Editor’s note: This article was initially published in The Daily Gazette, Swarthmore’s online, daily newspaper founded in Fall 1996. As of Fall 2018, the DG has merged with The Phoenix. See the about page to read more about the DG.

For the third annual GREENMarch, Earthlust is collaborating with other environment-focused groups on campus—Environmental Justice, Green Advisors, Mountain Justice, Good Food and Animal Advocates, and the Womyn’s Resource Center—to coordinate a variety of events.

“The goal of GREENmarch is to promote sustainable practices and to spread awareness about how each of us at Swarthmore can make a difference,” said Kat Clark ’12, a member of Earthlust.

Students serving food at Earthlust’s GreenMarch takeover of Sharples. Photo by Jiuxing June Xie.

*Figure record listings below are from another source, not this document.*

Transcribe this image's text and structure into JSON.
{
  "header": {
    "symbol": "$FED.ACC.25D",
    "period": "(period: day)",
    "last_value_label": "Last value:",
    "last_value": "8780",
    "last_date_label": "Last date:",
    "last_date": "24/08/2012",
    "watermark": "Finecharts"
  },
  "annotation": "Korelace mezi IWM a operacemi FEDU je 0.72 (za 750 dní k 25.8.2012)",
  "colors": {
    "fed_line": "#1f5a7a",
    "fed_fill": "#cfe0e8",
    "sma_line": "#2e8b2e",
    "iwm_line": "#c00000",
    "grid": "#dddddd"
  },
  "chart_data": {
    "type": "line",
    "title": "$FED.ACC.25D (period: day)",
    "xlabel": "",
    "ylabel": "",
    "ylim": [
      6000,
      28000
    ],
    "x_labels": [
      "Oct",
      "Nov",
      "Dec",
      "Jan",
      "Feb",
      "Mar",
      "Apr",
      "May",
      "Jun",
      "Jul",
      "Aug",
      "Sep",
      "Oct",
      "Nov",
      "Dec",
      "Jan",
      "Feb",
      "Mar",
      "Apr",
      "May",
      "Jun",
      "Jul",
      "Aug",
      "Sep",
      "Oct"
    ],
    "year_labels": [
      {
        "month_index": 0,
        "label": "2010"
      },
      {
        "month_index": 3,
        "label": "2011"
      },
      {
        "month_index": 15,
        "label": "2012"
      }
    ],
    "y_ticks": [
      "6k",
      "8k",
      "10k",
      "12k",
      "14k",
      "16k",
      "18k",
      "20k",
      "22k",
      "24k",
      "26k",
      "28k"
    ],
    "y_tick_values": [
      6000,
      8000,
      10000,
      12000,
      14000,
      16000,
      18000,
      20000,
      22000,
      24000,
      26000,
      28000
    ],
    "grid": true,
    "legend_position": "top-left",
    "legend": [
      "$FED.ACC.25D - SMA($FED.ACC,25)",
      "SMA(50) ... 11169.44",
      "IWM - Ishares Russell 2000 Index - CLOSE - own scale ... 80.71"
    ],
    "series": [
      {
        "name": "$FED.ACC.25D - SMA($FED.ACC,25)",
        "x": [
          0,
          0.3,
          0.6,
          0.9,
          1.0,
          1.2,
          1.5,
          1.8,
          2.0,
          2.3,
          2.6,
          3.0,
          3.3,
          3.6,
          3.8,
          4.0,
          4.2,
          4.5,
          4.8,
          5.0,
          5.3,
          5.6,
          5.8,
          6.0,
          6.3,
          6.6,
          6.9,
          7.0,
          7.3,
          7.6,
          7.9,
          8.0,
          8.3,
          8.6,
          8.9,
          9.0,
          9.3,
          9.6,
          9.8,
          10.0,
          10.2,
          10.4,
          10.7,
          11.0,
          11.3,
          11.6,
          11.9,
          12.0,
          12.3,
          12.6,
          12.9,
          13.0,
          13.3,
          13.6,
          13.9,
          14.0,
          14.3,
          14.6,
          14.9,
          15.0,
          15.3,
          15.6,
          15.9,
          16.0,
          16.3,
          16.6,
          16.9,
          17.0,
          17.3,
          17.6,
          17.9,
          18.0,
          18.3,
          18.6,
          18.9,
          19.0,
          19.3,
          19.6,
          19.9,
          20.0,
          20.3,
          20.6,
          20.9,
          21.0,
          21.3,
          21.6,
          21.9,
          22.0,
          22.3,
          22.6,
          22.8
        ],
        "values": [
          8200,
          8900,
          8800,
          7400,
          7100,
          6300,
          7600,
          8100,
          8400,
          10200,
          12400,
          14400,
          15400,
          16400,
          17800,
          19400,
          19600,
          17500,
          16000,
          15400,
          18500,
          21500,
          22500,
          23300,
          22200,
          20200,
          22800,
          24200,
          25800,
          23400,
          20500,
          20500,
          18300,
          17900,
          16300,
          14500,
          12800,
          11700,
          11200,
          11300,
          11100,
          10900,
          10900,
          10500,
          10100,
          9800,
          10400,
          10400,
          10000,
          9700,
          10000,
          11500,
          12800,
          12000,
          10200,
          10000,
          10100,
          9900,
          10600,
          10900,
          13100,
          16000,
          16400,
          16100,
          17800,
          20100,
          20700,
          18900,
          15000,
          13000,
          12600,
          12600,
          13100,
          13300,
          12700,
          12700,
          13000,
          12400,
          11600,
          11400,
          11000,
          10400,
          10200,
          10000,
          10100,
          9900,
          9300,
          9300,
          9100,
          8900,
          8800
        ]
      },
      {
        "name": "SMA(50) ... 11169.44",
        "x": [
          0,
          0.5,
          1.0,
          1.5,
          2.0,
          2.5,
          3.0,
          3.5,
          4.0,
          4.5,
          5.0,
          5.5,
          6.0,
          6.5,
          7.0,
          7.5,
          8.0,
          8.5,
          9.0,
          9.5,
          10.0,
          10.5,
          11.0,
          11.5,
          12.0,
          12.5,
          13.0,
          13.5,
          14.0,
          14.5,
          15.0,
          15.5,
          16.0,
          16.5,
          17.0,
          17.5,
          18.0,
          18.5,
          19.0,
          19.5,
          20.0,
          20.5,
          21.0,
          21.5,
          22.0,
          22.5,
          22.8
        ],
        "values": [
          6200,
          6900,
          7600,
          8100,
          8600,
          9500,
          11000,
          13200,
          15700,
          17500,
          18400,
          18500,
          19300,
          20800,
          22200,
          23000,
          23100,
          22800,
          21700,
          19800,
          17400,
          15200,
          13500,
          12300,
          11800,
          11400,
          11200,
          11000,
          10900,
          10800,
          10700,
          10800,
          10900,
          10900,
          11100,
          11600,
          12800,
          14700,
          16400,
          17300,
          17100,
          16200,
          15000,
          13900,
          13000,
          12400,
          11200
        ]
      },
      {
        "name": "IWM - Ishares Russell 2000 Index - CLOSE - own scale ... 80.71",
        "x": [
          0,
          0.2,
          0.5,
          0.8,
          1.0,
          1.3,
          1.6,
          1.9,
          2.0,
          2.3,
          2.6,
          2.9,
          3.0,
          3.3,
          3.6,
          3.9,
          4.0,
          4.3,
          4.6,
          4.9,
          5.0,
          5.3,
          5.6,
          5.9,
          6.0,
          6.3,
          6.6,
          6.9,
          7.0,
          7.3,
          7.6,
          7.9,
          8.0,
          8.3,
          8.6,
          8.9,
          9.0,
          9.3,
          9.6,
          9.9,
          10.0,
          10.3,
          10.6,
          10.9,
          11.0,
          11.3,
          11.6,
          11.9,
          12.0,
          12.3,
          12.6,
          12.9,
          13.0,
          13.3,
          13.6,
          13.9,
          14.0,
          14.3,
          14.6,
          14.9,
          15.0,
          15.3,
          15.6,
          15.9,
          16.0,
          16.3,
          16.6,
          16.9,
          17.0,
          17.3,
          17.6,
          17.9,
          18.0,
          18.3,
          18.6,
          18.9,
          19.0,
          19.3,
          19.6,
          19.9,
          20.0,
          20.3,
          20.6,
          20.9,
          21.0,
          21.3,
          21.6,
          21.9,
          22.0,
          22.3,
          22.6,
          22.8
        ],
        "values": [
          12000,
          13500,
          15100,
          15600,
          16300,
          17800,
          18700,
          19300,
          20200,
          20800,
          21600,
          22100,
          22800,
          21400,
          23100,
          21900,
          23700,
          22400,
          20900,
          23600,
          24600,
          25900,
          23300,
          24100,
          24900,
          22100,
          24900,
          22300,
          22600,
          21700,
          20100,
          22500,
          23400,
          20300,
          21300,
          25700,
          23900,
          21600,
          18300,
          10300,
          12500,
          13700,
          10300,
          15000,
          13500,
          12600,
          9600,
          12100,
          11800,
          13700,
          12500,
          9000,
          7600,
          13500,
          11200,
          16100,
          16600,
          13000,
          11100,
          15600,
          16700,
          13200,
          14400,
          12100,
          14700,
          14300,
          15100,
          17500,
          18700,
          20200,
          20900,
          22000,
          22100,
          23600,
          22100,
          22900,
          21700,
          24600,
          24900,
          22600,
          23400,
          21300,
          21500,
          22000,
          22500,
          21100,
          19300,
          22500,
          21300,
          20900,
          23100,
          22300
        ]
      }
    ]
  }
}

“Each of the student groups involved in GREENmarch has its own unique goal and mission,” Clark added, “but we hope that by collaborating on this month of events we will be able to have a greater impact.”

The Womyn’s Resource Center aims to promote sustainable hygiene practices (Alternative Menstrual Products Workshop, March 15). Earthlust aims to respond to paper waste in McCabe (Print Release Station, March 15-17) and to reach out to the student body via the Sharples Takeover (March 17) and Green Iron Chef competition (March 26), according to Clark.

Earthlust also brought Josh Fox, the director of Gasland, to campus, because of the “regional relevance of his documentary” on hydraulic fracturing ”and his recent Oscar nomination,” explained Clark.

Others groups, such as Environmental Justice (EJ), which is currently on a temporary charter, aim to both establish a greater presence on campus and to work on their individual goals.

“EJ decided to put on the screening of Laid to Waste,” a documentary on the impact of waste treatment plants on their Chester neighborhood, “because it catalyzed the group to get to action and to work in Chester,” said Kathryn Wu ’14, a member of Environmental Justice and Earthlust.

Environmental Justice members are also collaborating with the Green Advisors for the Flower Power Parlor Party (March 25). The two groups aim to make seed-bombs and to then distribute them.

“All the seeds are for native species,” said Wu; “we are trying not to introduce invasive species and destroy the nonexistent ecosystem in Chester.”

A Print Release Station in McCabe was also trialed from March 15th to 17th as a way to reduce the waste of paper that occurs at the library. Now that the trial is over and the data for paper usage has been collected, Earthlust member Camille Robertson ’13 told the Gazette that the station was “generally successful and will be reinstated soon.”

ITS has yet to decide whether a second installation of the station will be permanent or another temporary trial.

According to ITS records, there appeared to be a 20% decrease in the sheets of paper printed during the week of the three-day trial.

70,800 sheets of paper were printed out the last week before spring break (from Saturday to Friday), while 56,500 sheets of paper were printed out last week (Monday to Sunday). The test period lasted from Tuesday to Thursday.